Evaluation of photosystem complexes following transient expression
Thylakoids were prepared as described by Jarvi et al. (2011), using 5 × 5 mm leaf discs of infiltrated leaf areas per sample. Pelleted thylakoids were suspended in 40 μl native PAGE buffer (Invitrogen) with 1 % n-dodecyl-β-d-maltoside (Invitrogen) on ice for 15 min, centrifuged for 15 min at 4 °C, and the supernatants removed and stored at −80 °C. Prior to loading gels, 0.75 μl 5 % G-250 sample additive was added to 15 μl aliquots of thylakoid protein extracts.
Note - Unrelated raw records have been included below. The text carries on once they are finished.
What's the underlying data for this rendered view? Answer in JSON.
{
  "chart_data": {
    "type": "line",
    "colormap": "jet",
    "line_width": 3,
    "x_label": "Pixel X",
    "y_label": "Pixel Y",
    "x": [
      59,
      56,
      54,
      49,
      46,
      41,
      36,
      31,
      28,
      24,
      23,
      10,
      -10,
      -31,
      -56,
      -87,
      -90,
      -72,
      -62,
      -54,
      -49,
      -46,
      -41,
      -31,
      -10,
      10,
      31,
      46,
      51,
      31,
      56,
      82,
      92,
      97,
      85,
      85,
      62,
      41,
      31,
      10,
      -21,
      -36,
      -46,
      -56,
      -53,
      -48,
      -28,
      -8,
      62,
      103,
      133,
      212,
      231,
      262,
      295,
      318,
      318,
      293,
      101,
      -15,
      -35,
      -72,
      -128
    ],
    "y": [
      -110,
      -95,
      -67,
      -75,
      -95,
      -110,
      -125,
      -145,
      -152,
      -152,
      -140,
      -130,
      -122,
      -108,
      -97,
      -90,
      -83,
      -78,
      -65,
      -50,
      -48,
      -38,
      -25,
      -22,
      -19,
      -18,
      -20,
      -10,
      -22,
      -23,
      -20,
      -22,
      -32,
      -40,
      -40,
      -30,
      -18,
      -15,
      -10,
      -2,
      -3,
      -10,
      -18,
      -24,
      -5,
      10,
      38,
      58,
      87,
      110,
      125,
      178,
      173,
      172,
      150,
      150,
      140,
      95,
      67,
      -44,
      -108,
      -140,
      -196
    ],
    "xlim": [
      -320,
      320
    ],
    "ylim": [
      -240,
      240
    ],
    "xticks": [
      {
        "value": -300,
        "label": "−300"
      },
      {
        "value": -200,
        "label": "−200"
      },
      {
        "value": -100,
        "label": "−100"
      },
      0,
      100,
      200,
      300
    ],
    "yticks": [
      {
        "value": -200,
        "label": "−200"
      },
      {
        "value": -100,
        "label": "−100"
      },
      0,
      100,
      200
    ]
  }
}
Electrophoresis was carried out using NativePAGE™ 4–16 % Bis–Tris gels (Invitrogen) at 150 V. For two-dimensional analysis, lanes from native PAGE were excised and proteins denatured in LDS sample buffer containing 0.05 M DTT for 30 min. Proteins in gel slices were analysed by electrophoresis using 12 % SDS Bis–Tris two-dimensional well gels (Novex, Life Technologies). Identification of bands was based on comparisons with earlier NativePAGE analytical data (Liu and Last 2015).
Statistical analysis
Bonferroni tests were used to compare multiple means in datasets, using GenStat 17th Edition, and a significance threshold of p < 0.05. Pairwise t tests were performed using Excel (*p < 0.05; **p < 0.01; ***p < 0.001).
Accession of sequence data
Sequence data from this article can be found in the EMBL/GenBank data libraries under accession numbers LN810021 (SGRL genomic, cv. Cameor) and LN810020 (SGRL mRNA, cv. Cameor).